Before joining TSR, I didn't know this phrase even existed, let alone what it actually means.
Who decides what this kind of degree is? Does it mean that these degrees are worthless or easier than 'better' degrees? Is there even such a thing as a 'worthless, mickey mouse' degree?
I'm confused. If anyone would like to enlighten me on this weird TSR phrase I would greatly appreciate it.
De jure definition: "A term used to refer to a degree with little to no academic rigor, or no social or economic utility."
De facto definition on TSR: "A term used to refer to a degree which is not in a STEM discipline or which comes from a university below, when TSR feels particularly generous since it may be less than half of this number, 50 on the CUG league tables."
Another thing that isn't STEM, Law or Economics, by TSR standard.

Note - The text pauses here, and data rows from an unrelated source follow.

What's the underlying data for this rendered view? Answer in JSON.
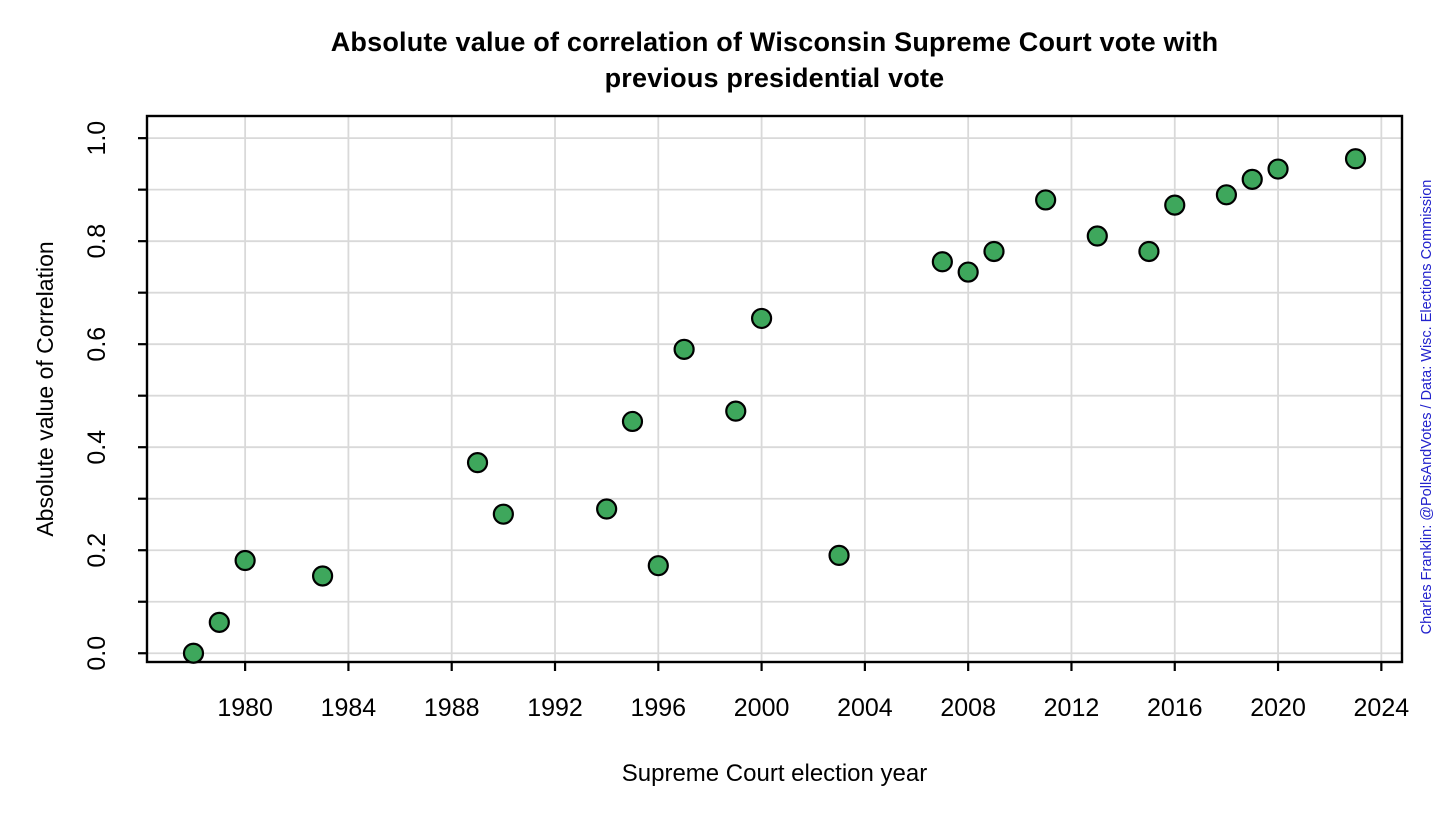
{
  "header": {
    "title_line1": "Absolute value of correlation of Wisconsin Supreme Court vote with",
    "title_line2": "previous presidential vote"
  },
  "chart_data": {
    "type": "scatter",
    "title": "Absolute value of correlation of Wisconsin Supreme Court vote with previous presidential vote",
    "xlabel": "Supreme Court election year",
    "ylabel": "Absolute value of Correlation",
    "credit": "Charles Franklin: @PollsAndVotes / Data: Wisc. Elections Commission",
    "grid": true,
    "legend_position": "none",
    "xlim": [
      1976.2,
      2024.8
    ],
    "ylim": [
      -0.017,
      1.043
    ],
    "x_ticks": [
      1980,
      1984,
      1988,
      1992,
      1996,
      2000,
      2004,
      2008,
      2012,
      2016,
      2020,
      2024
    ],
    "y_gridlines": [
      0.0,
      0.1,
      0.2,
      0.3,
      0.4,
      0.5,
      0.6,
      0.7,
      0.8,
      0.9,
      1.0
    ],
    "y_ticks_labeled": [
      {
        "value": 0.0,
        "label": "0.0"
      },
      {
        "value": 0.2,
        "label": "0.2"
      },
      {
        "value": 0.4,
        "label": "0.4"
      },
      {
        "value": 0.6,
        "label": "0.6"
      },
      {
        "value": 0.8,
        "label": "0.8"
      },
      {
        "value": 1.0,
        "label": "1.0"
      }
    ],
    "points": [
      {
        "year": 1978,
        "value": 0.0
      },
      {
        "year": 1979,
        "value": 0.06
      },
      {
        "year": 1980,
        "value": 0.18
      },
      {
        "year": 1983,
        "value": 0.15
      },
      {
        "year": 1989,
        "value": 0.37
      },
      {
        "year": 1990,
        "value": 0.27
      },
      {
        "year": 1994,
        "value": 0.28
      },
      {
        "year": 1995,
        "value": 0.45
      },
      {
        "year": 1996,
        "value": 0.17
      },
      {
        "year": 1997,
        "value": 0.59
      },
      {
        "year": 1999,
        "value": 0.47
      },
      {
        "year": 2000,
        "value": 0.65
      },
      {
        "year": 2003,
        "value": 0.19
      },
      {
        "year": 2007,
        "value": 0.76
      },
      {
        "year": 2008,
        "value": 0.74
      },
      {
        "year": 2009,
        "value": 0.78
      },
      {
        "year": 2011,
        "value": 0.88
      },
      {
        "year": 2013,
        "value": 0.81
      },
      {
        "year": 2015,
        "value": 0.78
      },
      {
        "year": 2016,
        "value": 0.87
      },
      {
        "year": 2018,
        "value": 0.89
      },
      {
        "year": 2019,
        "value": 0.92
      },
      {
        "year": 2020,
        "value": 0.94
      },
      {
        "year": 2023,
        "value": 0.96
      }
    ],
    "colors": {
      "point_fill": "#3EA75C",
      "point_stroke": "#000000",
      "grid": "#D9D9D9",
      "axis": "#000000",
      "credit_text": "#2222CC"
    }
  }
}
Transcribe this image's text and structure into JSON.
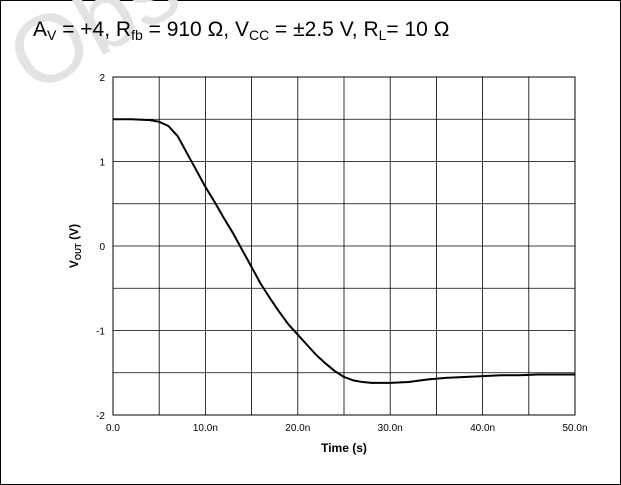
{
  "title": {
    "av_label": "A",
    "av_sub": "V",
    "av_value": " = +4, ",
    "rfb_label": "R",
    "rfb_sub": "fb",
    "rfb_value": " = 910 Ω, ",
    "vcc_label": "V",
    "vcc_sub": "CC",
    "vcc_value": " = ±2.5 V, ",
    "rl_label": "R",
    "rl_sub": "L",
    "rl_value": "= 10 Ω"
  },
  "watermark": "Obsolete Product",
  "chart_data": {
    "type": "line",
    "title": "AV = +4, Rfb = 910 Ω, VCC = ±2.5 V, RL= 10 Ω",
    "xlabel": "Time (s)",
    "ylabel_main": "V",
    "ylabel_sub": "OUT",
    "ylabel_unit": " (V)",
    "xlim": [
      0,
      50
    ],
    "ylim": [
      -2,
      2
    ],
    "grid": true,
    "x_ticks": [
      0,
      5,
      10,
      15,
      20,
      25,
      30,
      35,
      40,
      45,
      50
    ],
    "x_tick_labels": [
      "0.0",
      "",
      "10.0n",
      "",
      "20.0n",
      "",
      "30.0n",
      "",
      "40.0n",
      "",
      "50.0n"
    ],
    "y_ticks": [
      -2,
      -1.5,
      -1,
      -0.5,
      0,
      0.5,
      1,
      1.5,
      2
    ],
    "y_tick_labels": [
      "-2",
      "",
      "-1",
      "",
      "0",
      "",
      "1",
      "",
      "2"
    ],
    "series": [
      {
        "color": "#000000",
        "x": [
          0,
          2,
          4,
          5,
          6,
          7,
          8,
          9,
          10,
          11,
          12,
          13,
          14,
          15,
          16,
          17,
          18,
          19,
          20,
          21,
          22,
          23,
          24,
          25,
          26,
          27,
          28,
          29,
          30,
          32,
          34,
          36,
          38,
          40,
          42,
          44,
          46,
          48,
          50
        ],
        "y": [
          1.5,
          1.5,
          1.49,
          1.47,
          1.42,
          1.3,
          1.1,
          0.9,
          0.7,
          0.52,
          0.33,
          0.15,
          -0.05,
          -0.25,
          -0.45,
          -0.62,
          -0.78,
          -0.93,
          -1.05,
          -1.17,
          -1.29,
          -1.39,
          -1.48,
          -1.55,
          -1.59,
          -1.61,
          -1.62,
          -1.62,
          -1.62,
          -1.61,
          -1.58,
          -1.56,
          -1.55,
          -1.54,
          -1.53,
          -1.53,
          -1.52,
          -1.52,
          -1.52
        ]
      }
    ]
  }
}
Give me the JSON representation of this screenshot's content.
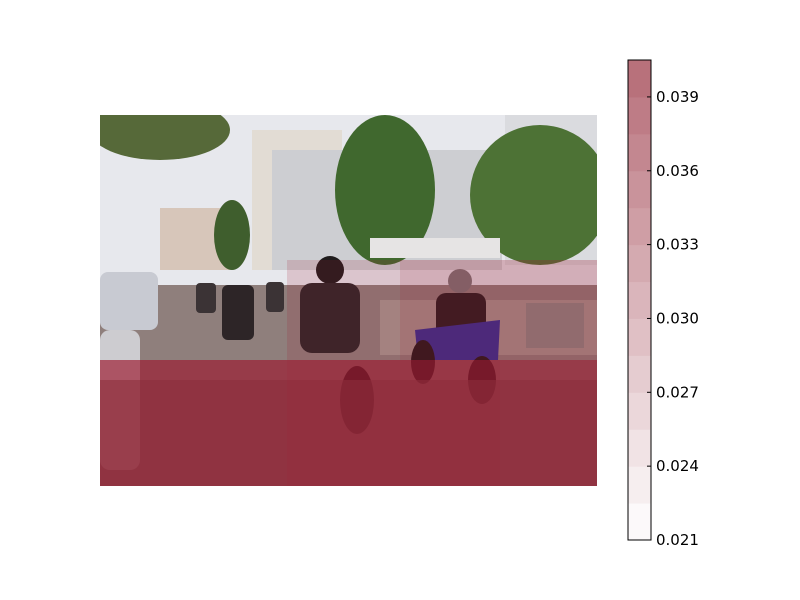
{
  "chart_data": {
    "type": "heatmap",
    "title": "",
    "xlabel": "",
    "ylabel": "",
    "description_free": true,
    "grid": {
      "rows": 3,
      "cols": 5,
      "values": [
        [
          0.0215,
          0.0215,
          0.0215,
          0.0215,
          0.0215
        ],
        [
          0.0215,
          0.0215,
          0.026,
          0.029,
          0.029
        ],
        [
          0.0395,
          0.0395,
          0.0405,
          0.0405,
          0.0395
        ]
      ]
    },
    "colorbar": {
      "vmin": 0.021,
      "vmax": 0.0405,
      "levels": 13,
      "ticks": [
        0.021,
        0.024,
        0.027,
        0.03,
        0.033,
        0.036,
        0.039
      ],
      "tick_labels": [
        "0.021",
        "0.024",
        "0.027",
        "0.030",
        "0.033",
        "0.036",
        "0.039"
      ],
      "color_low": "#ffffff",
      "color_high": "#b56b76"
    },
    "overlay_color": "#9b1b30",
    "photo_colors": {
      "sky": "#e9ecf1",
      "building": "#d8d4cc",
      "tree": "#4d6b34",
      "road": "#8a7a78",
      "shadow": "#4a3e3c",
      "car": "#c9ced6",
      "bike_blue": "#2d2f9a",
      "rider": "#1e1a1c"
    }
  }
}
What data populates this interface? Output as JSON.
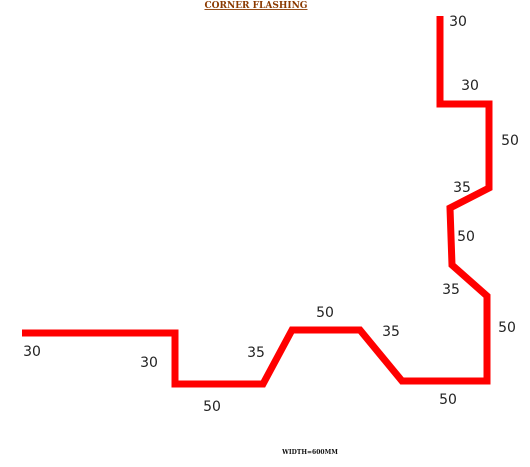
{
  "title": "CORNER FLASHING",
  "dimensions": [
    "30",
    "30",
    "50",
    "35",
    "50",
    "35",
    "50",
    "50",
    "35",
    "50",
    "35",
    "50",
    "30",
    "30"
  ],
  "footer": "WIDTH=600MM"
}
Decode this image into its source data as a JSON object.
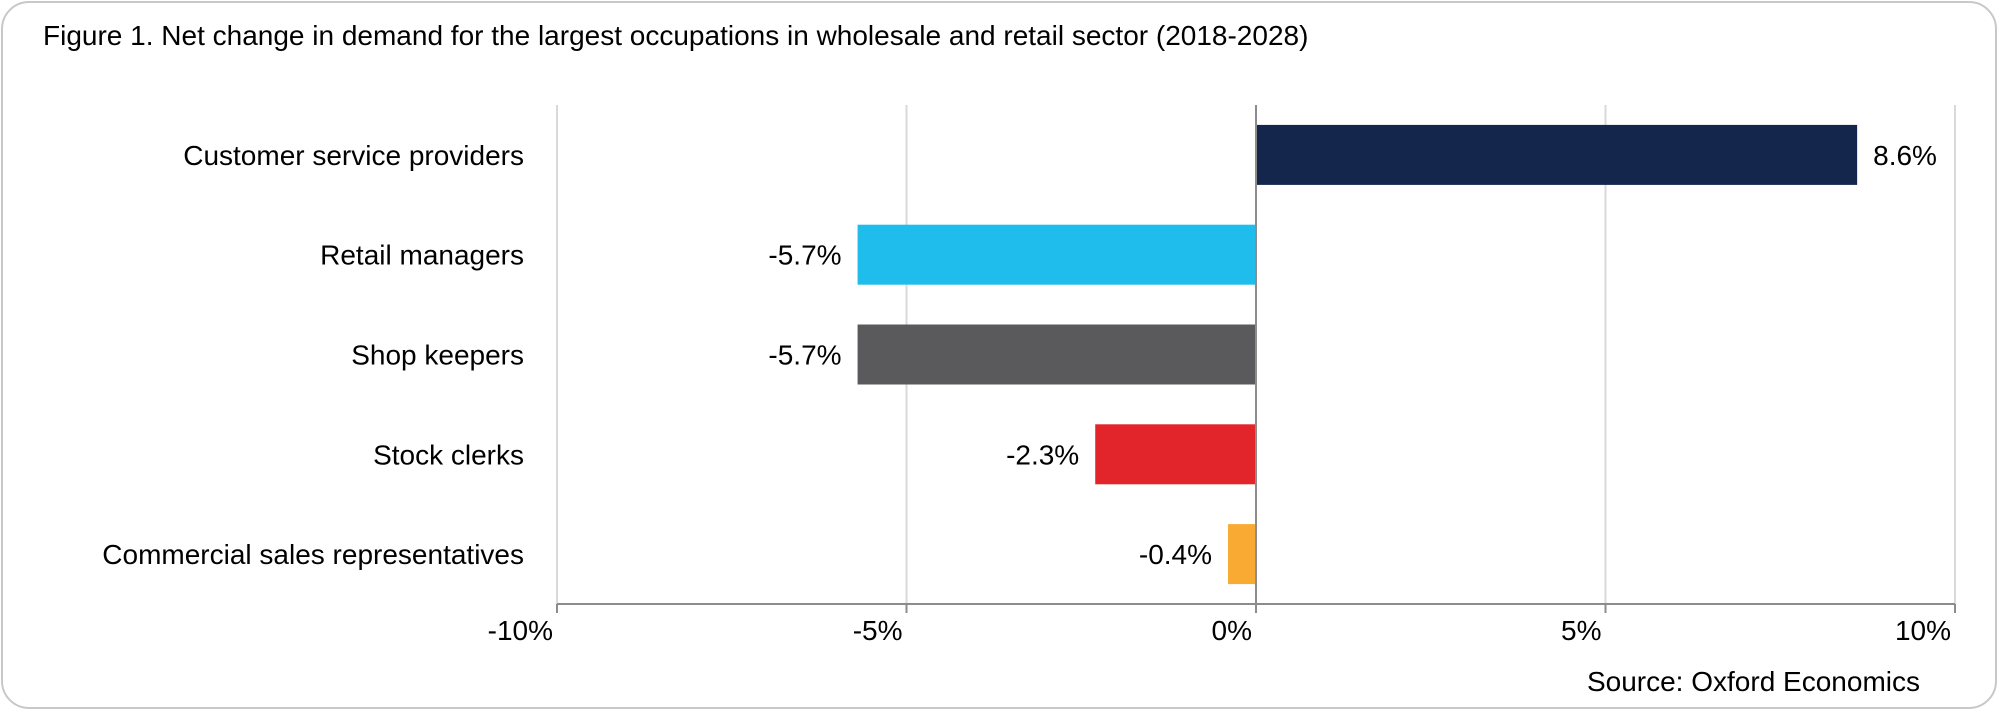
{
  "title": "Figure 1. Net change in demand for the largest occupations in wholesale and retail sector (2018-2028)",
  "source": "Source: Oxford Economics",
  "chart_data": {
    "type": "bar",
    "orientation": "horizontal",
    "categories": [
      "Customer service providers",
      "Retail managers",
      "Shop keepers",
      "Stock clerks",
      "Commercial sales representatives"
    ],
    "values": [
      8.6,
      -5.7,
      -5.7,
      -2.3,
      -0.4
    ],
    "value_labels": [
      "8.6%",
      "-5.7%",
      "-5.7%",
      "-2.3%",
      "-0.4%"
    ],
    "colors": [
      "#15264d",
      "#1fbdec",
      "#5a5a5c",
      "#e1252a",
      "#f9aa32"
    ],
    "xlim": [
      -10,
      10
    ],
    "xticks": [
      -10,
      -5,
      0,
      5,
      10
    ],
    "xtick_labels": [
      "-10%",
      "-5%",
      "0%",
      "5%",
      "10%"
    ],
    "grid": true,
    "legend": "none"
  }
}
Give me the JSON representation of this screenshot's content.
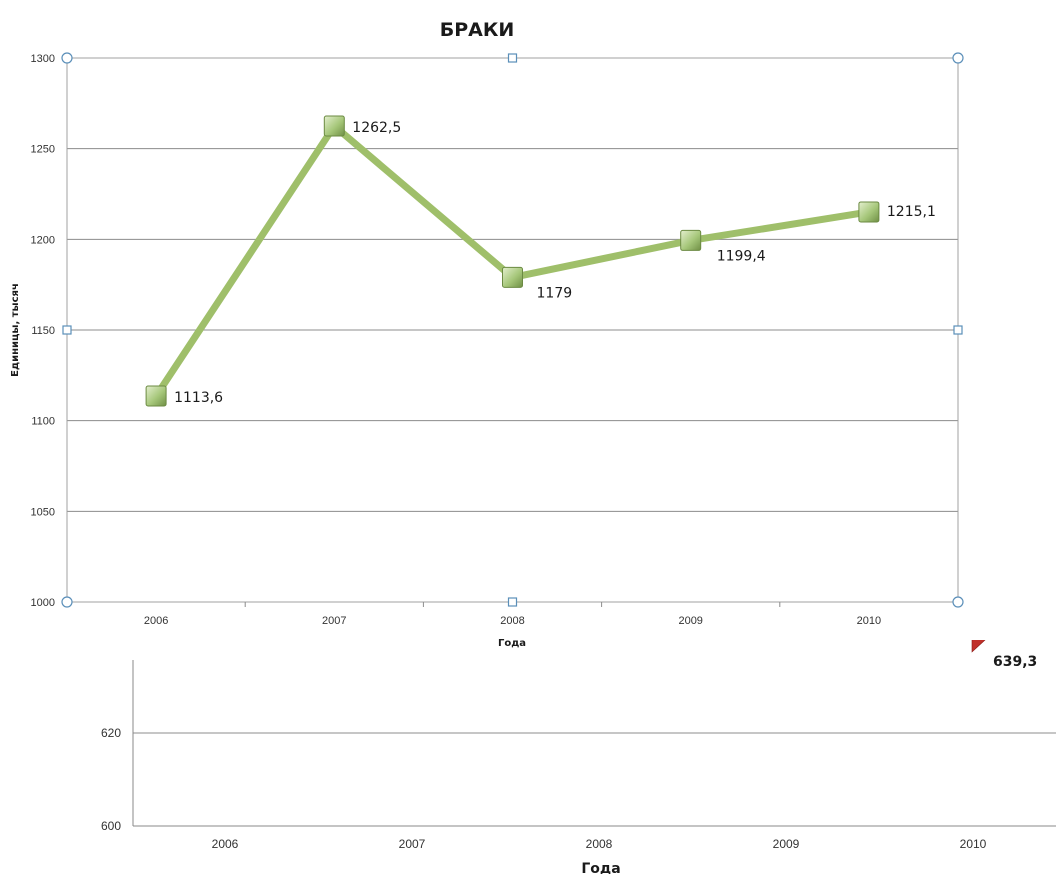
{
  "chart_data": [
    {
      "type": "line",
      "title": "БРАКИ",
      "xlabel": "Года",
      "ylabel": "Единицы, тысяч",
      "categories": [
        "2006",
        "2007",
        "2008",
        "2009",
        "2010"
      ],
      "values": [
        1113.6,
        1262.5,
        1179,
        1199.4,
        1215.1
      ],
      "data_labels": [
        "1113,6",
        "1262,5",
        "1179",
        "1199,4",
        "1215,1"
      ],
      "ylim": [
        1000,
        1300
      ],
      "yticks": [
        "1000",
        "1050",
        "1100",
        "1150",
        "1200",
        "1250",
        "1300"
      ],
      "grid": true,
      "line_color": "#9fbf6a",
      "marker_color": "#a6c77a"
    },
    {
      "type": "line",
      "xlabel": "Года",
      "categories": [
        "2006",
        "2007",
        "2008",
        "2009",
        "2010"
      ],
      "ylim": [
        600,
        640
      ],
      "yticks": [
        "600",
        "620"
      ],
      "visible_point": {
        "category": "2010",
        "value": 639.3,
        "label": "639,3"
      },
      "grid": true,
      "marker_color": "#c0302a"
    }
  ]
}
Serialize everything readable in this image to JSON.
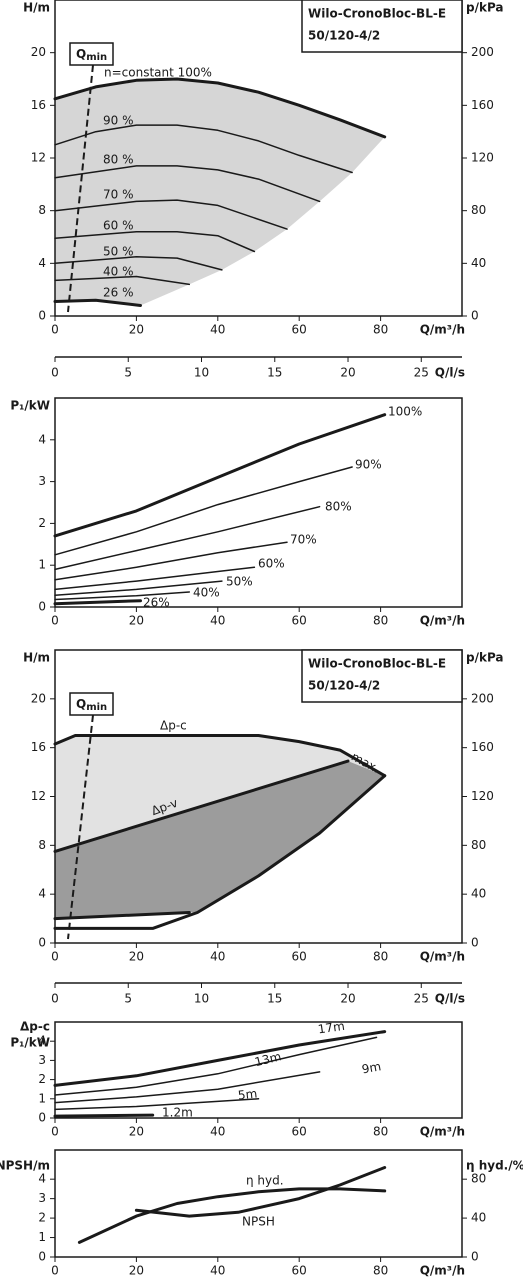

Mickey Mouse (M&M) is a new course dedicated to the study of disney characters, which allows students to study courses from the Department of Disney along with related courses from other faculties (including DreamWorks, Pixar and Warner Bros.)
M&M offers broad training that is as innovative as it is rigorous and permits students to pursue a fine selection of career options.
Let us be honest, there is zero point in over half of the degrees at university. You're paying £27,000 to just do a degree that hardly helps you.
Generally speaking, a Mickey Mouse degree is one where you will spend more money actually studying it than you will ever earn as a direct result of studying it.
There's only a few real mickey mouse degrees. I admit they do exist but the term is used far too broadly on here.